This is Faith in Play #85: Codes, for December 2024.
In any village, any city, any region, any world, characters are constrained. They are, of course, constrained by the local law. I have written extensively about that elsewhere, particularly in The Source of Law, The Course of Law, and The Force of Law. That, though, is an external constraint. I’m here interested in what might be termed an internal constraint, the personal codes by which character actions are limited. Some are religious, but some are not, and they are often just as constricting.
Obviously there is significant overlap, and much of that is due to what philosophers term the moral law, that seemingly instinctual notion of right and wrong which to one degree or another everyone in the world shares. But our codes go beyond don’t kill or steal or dishonor your parents, and some of the restrictions at times seem peculiar.
There are dietary limitations, of course. Muslims cannot eat pork or drink alcohol. Jews have complicated lists of what they can and cannot eat, barring most mammals that are not simple herbivores, all seafood that is not scaly fish, any non-mammalian land-based animal, and numerous birds. Some eastern religions bar eating any meat, fish, or poultry at all.
There are other restrictions in such codes as well, such as whom you can marry, and sometimes with whom you can associate.
Beyond that, there are professional codes, rules you are expected to follow if you are a craftsman or a tradesman or a shipper. There are codes of honor adopted by knights and noblemen, and these differ from country to country, order to order. Some of these are as ridiculous as what weapons you are permitted to use in battle, what products you are permitted to produce and sell and transport. In some cultures, even thieves and assassins have codes they are expected to follow. In modern times lawyers have codes of ethics, and can be punished, even disbarred, for violating them. Doctors similarly have rules they are expected to follow, and of course ministers, priests, and rabbis are all scrutinized despite the lack of unified oversight.
These restrictions all have a degree of being dictated by someone else, but that’s not always the case. Individuals frequently devise their own rules regulating their own conduct, and often expect others to act similarly. A married soldier of my acquaintance had no qualms about sleeping with any girl he could seduce, with the limitation that you did not seduce the wife of a close friend. He was livid when his own wife slept with his best friend; that was a violation of his code.

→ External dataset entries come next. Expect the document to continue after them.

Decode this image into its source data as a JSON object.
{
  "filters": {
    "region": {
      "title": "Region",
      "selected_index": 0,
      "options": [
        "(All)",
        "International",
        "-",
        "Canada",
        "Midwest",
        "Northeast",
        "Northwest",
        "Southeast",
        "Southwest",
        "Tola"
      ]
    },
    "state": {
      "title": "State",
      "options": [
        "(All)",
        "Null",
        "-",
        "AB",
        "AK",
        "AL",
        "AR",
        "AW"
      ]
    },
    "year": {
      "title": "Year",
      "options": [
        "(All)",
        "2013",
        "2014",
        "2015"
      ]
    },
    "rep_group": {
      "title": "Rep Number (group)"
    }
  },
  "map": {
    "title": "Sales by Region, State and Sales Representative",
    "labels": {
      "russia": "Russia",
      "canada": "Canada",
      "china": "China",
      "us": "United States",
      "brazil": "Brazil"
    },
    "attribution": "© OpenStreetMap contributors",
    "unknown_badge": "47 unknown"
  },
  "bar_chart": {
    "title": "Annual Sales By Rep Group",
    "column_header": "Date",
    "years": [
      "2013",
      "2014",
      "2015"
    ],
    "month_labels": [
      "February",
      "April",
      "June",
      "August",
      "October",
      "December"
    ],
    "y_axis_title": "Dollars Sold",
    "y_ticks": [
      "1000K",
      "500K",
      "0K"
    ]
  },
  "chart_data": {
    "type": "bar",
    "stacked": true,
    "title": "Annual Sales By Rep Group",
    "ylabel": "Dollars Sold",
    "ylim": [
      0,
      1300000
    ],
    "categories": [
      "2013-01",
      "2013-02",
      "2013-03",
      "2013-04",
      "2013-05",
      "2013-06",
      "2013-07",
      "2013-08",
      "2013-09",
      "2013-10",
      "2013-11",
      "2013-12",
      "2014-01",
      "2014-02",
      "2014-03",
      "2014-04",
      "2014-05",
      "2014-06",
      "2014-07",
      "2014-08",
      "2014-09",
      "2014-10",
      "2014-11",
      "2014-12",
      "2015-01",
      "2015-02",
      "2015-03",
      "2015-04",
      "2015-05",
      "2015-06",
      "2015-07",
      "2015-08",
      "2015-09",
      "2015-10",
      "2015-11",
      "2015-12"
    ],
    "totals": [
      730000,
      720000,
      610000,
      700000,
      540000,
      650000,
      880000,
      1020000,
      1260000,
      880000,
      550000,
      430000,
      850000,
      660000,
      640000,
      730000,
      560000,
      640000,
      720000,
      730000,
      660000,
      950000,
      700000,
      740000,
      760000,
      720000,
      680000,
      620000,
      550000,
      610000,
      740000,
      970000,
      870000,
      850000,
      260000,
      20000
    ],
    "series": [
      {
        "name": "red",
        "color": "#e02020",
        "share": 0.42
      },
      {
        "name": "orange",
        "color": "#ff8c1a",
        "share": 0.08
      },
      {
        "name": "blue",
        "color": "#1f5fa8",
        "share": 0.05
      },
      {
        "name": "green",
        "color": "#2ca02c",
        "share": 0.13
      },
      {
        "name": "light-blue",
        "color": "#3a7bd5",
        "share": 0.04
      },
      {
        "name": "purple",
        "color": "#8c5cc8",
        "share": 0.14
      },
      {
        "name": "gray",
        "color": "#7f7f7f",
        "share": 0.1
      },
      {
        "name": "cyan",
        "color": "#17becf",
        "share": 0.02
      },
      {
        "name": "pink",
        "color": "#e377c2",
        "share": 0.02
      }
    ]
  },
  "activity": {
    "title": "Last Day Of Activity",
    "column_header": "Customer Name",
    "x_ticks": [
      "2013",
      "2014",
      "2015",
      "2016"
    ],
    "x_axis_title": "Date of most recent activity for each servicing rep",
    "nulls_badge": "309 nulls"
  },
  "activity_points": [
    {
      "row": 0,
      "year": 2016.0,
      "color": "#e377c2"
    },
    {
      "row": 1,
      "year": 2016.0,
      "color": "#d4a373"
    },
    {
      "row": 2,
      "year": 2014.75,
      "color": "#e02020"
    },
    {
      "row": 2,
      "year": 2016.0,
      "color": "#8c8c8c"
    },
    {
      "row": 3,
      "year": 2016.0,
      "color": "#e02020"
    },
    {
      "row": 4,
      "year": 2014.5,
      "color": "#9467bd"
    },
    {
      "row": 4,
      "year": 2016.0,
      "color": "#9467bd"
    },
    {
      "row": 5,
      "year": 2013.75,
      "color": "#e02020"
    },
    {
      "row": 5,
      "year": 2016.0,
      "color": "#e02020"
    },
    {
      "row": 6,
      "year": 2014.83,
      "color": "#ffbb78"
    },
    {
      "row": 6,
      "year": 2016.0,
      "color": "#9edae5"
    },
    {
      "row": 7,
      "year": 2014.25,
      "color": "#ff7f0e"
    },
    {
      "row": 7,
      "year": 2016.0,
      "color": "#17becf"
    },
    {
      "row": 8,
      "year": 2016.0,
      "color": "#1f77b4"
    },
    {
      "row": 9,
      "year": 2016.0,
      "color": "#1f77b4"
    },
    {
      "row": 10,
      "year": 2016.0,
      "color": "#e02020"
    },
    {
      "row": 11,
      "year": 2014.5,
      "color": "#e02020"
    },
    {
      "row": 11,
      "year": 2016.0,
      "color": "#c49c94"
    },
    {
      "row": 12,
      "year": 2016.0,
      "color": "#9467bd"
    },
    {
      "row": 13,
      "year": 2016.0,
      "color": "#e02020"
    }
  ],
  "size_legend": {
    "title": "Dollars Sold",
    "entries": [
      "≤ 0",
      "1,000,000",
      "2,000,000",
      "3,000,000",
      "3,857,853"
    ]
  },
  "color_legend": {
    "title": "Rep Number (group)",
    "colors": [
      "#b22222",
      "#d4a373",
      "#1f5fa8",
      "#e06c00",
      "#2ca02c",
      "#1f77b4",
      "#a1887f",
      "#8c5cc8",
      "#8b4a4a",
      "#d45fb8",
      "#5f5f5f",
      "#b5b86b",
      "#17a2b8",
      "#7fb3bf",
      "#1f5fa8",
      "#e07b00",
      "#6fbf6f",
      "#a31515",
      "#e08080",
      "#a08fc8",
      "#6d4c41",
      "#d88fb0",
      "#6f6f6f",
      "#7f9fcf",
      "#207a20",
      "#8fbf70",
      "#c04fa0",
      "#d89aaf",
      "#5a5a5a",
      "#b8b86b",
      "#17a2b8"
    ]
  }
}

The personal codes of individual characters within the fictional world add significantly to the nature of play and the personalities of those characters. This applies to the myriad of non-player characters, from the barman who does not allow gambling in his establishment to the nobleman who expects anyone seeking audience with him to be appropriately attired to the stablehand who won’t take responsibility for a horse that has been mistreated. It also obviously applies to the player characters, who are going to have some of these restrictions dictated by their character design but others adopted as part of character development.
It brings the exploration of the moral and ethical into the shared imagined space, and in so doing opens questions about religion and faith.